For complex problems, break them into smaller steps and solve each one separately rather than asking the model to solve everything in one go.

Our Recommendation

Start with Qwen2.5-Math 7B if maths is your main use case — it’s built for this and nothing else comes close at the same size. For more general use with solid maths capability, DeepSeek-R1 8B is an excellent alternative.

See our full guide to the best Ollama models in 2026 for a broader comparison.

Quantisation and Model Variants

When you run ollama run qwen2.5-math:7b, you’re actually running a quantised version of the full model. Quantisation compresses the model by storing numbers with lower precision—instead of 32-bit floating-point, quantised versions use 4-bit or 8-bit integers. This dramatically cuts RAM requirements and inference time, with minimal accuracy loss for most use cases. Understanding quantisation helps you make smarter choices about which models fit your hardware.

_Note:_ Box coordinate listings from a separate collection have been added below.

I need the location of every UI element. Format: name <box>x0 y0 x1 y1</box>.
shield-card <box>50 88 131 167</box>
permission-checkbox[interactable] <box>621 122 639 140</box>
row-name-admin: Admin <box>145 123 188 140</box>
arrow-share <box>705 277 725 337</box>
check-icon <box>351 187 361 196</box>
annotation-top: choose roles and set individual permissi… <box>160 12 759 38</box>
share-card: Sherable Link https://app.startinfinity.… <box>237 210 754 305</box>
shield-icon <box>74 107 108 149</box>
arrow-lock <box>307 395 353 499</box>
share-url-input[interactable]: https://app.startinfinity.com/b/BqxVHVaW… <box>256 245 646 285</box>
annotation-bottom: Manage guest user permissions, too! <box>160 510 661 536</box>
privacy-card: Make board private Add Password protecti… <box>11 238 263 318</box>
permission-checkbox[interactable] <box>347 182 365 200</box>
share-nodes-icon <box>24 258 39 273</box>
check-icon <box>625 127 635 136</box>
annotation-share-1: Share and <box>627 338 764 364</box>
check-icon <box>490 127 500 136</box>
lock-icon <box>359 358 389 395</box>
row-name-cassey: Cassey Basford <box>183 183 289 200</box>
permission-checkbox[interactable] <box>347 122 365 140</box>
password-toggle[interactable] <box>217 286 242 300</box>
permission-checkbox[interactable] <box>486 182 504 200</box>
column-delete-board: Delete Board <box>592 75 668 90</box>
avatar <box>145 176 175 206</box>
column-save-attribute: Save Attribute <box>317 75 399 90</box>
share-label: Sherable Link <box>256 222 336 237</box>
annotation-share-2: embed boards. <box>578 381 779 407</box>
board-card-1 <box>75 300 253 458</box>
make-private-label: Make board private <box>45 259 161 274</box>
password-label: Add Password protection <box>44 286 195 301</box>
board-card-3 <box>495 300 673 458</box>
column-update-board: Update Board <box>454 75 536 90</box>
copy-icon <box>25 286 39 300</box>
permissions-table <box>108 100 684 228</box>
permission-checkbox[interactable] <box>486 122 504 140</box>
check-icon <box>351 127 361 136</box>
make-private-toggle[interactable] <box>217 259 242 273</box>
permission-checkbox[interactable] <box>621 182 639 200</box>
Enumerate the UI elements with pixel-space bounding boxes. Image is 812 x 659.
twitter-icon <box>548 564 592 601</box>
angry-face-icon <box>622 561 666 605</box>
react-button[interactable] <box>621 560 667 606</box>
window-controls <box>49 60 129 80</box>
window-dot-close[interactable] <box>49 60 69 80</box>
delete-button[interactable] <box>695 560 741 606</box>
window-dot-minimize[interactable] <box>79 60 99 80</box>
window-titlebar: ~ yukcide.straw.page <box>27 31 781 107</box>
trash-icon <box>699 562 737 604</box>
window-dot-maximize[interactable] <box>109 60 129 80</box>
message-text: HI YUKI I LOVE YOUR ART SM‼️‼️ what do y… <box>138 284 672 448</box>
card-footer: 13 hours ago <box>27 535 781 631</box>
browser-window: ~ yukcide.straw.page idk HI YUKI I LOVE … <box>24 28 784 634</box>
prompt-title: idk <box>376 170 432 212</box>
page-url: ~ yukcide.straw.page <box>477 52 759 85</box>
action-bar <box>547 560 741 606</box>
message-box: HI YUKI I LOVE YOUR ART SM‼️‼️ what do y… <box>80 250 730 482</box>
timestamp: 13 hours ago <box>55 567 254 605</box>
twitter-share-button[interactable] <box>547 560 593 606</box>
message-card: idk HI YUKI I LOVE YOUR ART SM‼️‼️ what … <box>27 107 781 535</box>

Ollama models typically come in multiple quantisation formats:

  • 4-bit (Q4): The most common default. Reduces model file size by roughly 75% compared to full precision, with negligible accuracy loss. Ideal for most users and the best starting point.
  • 8-bit (Q8): Larger file size and higher RAM requirements, but slightly better accuracy than 4-bit. Worth considering if you have 16GB+ available and need maximum mathematical precision.
  • Full precision: The largest, slowest, and only marginally more accurate option—rarely worthwhile on consumer hardware.

For maths problems specifically, 4-bit quantisation rarely impacts correctness on typical algebra, calculus, or geometry tasks. The model still understands mathematical concepts correctly—it’s just using fewer bits internally to represent weights. However, if you’re doing highly precise numerical calculations (financial models, engineering tolerances, statistical analysis), test both 4-bit and 8-bit variants on real sample problems first. You might find 8-bit is necessary for your use case.

The real advantage is flexibility and experimentation. Start with 4-bit to see if it solves your problems within your hardware constraints, then upgrade to 8-bit only if accuracy isn’t good enough. Run your own benchmarks: take five representative maths problems you actually care about, solve them with both quantisation levels, and compare results side by side. This empirical approach beats guessing. You’ll quickly discover whether your chosen model at 4-bit is reliable for your specific workload, or whether you need 8-bit precision.